— Tylko nie trzeba być skąpym. Trzeba część swego grosza oddawać. Składaj głośno ofiary na ich cele: to się opłaci, to się stokrotnie wraca. I składaj pocichu dziesięć razy tyle na nasze cele. Sprawa nasza nietylko wymaga, żebyśmy my sami byli bogaci, ale żeby nasz naród miał swoje fundusze na popieranie swoich celów. Każdy z nas musi się na te fundusze składać; i dlatego, że to umiemy, idziemy do zwycięstwa. Oni dużo o swej Polsce krzyczą, ale nic dla niej nie robią i nic jej nie dają, i dlatego my nad nimi zapanujemy.
Nauki te wpajały mocną wiarę w Henryka, wiarę we własną przyszłość i w zwycięstwo jego rasy.
Gdy po studjach prawnych w kraju i zagranicą został w Warszawie adwokatem, dzięki ojcu odrazu stanął mocno. Bardzo wcześnie ojciec go wprowadził do potężnej ogranizacji światowej, co umocniło go niemało w przekonaniu, że jest przeznaczony do wielkich rzeczy. I w organizacji droga jego do wyższych przeznaczeń była skrócona. Przez ojca wszedł odrazu w stosunki z wyższemi osobistościami zagranicą; ojciec też przed inicjacją przygotował go należycie, pouczył o charakterze organizacji, o sposobach działania i o istotnych jej celach. Dzięki ojcu od początku dowiedział się o rzeczach, o których inni członkowie organizacji, nawet zajmujący wysokie stopnie, nie dowiadywali się przez całe życie.
Wreszcie ojciec mu zostawił tyle pieniędzy, że to w rękach człowieka zdolnego mogło stać się podstawą dużego majątku.
Szedł przez życie pewnym krokiem zwycięzcy i życie mu dawało wiele. Żył za kilku ludzi i kilku rodzajami życia: dla ogółu był znanym, zacnym i mądrym mecenasem Culmerem; dla wtajemniczonych był władzą, z ukrycia kierującą ich postępowaniem i decydującą o wielkich sprawach; dla więcej wtajemniczonych był mężem zaufania i głównym wykonawcą planów, prowadzących do oddania tego kraju w ręce jego rasy; dla siebie wreszcie i paru bliskich towarzyszy uciech życia był śmiałym organizatorem tych uciech, nie bojącym się rodzajów użycia, które mogłyby mu bardzo popsuć reputację, a nawet zaprowadzić do kryminału. Na szczęście był zręczny i ostrożny.

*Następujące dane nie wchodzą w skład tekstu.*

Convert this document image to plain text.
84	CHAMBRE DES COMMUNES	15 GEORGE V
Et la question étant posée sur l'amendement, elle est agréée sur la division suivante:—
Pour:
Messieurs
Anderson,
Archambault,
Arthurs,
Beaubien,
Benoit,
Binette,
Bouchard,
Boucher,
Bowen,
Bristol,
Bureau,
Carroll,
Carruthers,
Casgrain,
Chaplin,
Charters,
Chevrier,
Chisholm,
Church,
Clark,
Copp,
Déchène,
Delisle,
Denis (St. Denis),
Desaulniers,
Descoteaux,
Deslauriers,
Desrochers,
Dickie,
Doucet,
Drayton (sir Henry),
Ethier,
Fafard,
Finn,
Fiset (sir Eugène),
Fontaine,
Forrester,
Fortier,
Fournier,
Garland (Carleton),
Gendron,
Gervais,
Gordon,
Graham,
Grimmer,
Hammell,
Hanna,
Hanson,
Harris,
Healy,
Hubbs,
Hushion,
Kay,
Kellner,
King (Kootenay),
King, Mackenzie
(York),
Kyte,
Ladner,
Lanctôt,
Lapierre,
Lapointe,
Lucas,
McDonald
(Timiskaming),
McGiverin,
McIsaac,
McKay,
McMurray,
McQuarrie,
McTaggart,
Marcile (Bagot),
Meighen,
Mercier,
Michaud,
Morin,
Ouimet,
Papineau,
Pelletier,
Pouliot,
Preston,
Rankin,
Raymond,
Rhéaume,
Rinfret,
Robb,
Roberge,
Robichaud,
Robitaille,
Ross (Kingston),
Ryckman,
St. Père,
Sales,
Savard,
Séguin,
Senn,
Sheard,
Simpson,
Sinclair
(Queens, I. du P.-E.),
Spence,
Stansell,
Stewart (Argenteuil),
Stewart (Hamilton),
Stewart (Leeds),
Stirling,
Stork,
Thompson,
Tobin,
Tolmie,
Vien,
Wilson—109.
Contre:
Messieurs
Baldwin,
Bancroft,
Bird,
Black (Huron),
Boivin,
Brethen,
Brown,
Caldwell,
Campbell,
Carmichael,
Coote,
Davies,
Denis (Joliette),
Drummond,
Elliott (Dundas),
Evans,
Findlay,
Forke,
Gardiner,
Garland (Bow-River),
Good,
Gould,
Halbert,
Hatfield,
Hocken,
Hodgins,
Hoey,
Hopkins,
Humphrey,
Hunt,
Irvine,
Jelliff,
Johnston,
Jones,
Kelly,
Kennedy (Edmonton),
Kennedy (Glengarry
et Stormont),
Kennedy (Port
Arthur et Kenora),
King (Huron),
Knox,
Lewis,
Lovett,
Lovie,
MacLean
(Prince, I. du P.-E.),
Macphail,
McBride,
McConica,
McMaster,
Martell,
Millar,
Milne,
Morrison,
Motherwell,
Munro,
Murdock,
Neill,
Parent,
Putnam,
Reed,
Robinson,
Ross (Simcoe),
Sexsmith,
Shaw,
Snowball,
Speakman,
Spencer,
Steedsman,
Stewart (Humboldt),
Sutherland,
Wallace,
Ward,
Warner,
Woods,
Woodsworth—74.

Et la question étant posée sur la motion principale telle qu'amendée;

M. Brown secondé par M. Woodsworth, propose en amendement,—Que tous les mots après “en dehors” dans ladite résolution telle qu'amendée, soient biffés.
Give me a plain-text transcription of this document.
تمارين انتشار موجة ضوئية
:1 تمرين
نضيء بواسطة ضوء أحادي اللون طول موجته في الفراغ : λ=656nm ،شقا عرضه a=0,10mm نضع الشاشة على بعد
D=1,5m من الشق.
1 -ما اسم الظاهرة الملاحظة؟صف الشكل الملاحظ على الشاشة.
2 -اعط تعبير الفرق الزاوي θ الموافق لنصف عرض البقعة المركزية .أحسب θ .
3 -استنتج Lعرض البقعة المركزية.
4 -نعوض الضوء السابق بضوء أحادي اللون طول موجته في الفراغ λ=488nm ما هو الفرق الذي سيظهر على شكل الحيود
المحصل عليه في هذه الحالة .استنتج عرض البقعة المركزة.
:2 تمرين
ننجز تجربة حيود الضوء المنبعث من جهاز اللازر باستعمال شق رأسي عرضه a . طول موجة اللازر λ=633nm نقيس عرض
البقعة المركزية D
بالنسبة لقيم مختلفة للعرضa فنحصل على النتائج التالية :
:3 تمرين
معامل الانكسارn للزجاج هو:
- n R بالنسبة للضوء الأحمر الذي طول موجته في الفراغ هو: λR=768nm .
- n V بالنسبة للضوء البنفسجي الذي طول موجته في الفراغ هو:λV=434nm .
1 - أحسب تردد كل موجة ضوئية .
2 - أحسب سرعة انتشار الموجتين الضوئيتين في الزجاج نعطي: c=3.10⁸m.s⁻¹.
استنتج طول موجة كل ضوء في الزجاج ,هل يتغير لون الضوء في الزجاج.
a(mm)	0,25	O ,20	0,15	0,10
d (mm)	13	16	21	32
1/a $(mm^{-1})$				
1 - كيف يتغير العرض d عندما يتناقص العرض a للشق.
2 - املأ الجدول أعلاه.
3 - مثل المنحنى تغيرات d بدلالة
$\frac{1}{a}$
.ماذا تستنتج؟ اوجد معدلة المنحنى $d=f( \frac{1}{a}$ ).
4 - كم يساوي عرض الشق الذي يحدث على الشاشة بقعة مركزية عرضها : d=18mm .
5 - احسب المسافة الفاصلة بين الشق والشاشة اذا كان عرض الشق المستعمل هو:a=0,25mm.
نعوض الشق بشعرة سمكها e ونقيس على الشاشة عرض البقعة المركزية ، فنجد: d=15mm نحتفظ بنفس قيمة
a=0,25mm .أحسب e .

I oto ten silny człowiek siedział teraz pogrążony w ponurej zadumie.
Nawet do dawno już nieżyjącego ojca miał żal w tej chwili, że zbyt pomyślnie przedstawiał przyszłość. Stało się wiele rzeczy przez ojca nieprzewidzianych i wśród Żydów, i wśród Polaków, i na całym świecie. Prawda, że Żydzi nigdy nie byli tacy potężni, jak obecnie, ale ileż jest rys w tej potędze, ile im grozi niebezpieczeństw i to takich, na które zdaje się niema sposobu. Organizacja, w którą wierzył niezachwianie, nigdy nie była tak rozluźniona, tak słabo nie trzymała w ręku swoich ludzi, nigdy nie było tylu powodów do obawy, że się może rozwalić. On sam, Henryk Culmer, jest bogaty, choć nie tyle, ile się spodziewał, i ma duże stanowisko, dziś zresztą wielce zredukowane. Ale co będzie z jego synem?... Karol dotychczas nie wygląda na człowieka, który będzie robił majątek: on go raczej puści. Jest lekkomyślnym próżniakiem. Bawi się w interesy, z których nic nie ma, i ciągle potrzebuje od ojca pieniędzy. Brak rozumu zastępuje cynizmem, kpi sobie ze wszystkiego i wyrabia sobie reputację zwyczajnego łobuza. Gdzie taki człowiek może sobie wyrobić wpływ na ludzi i poważne stanowisko? Czy on się z wiekiem zmieni?...
Jedyny syn był ciężką troską czcigodnego mecenasa: stale mu dostarczał najczarniejszych myśli.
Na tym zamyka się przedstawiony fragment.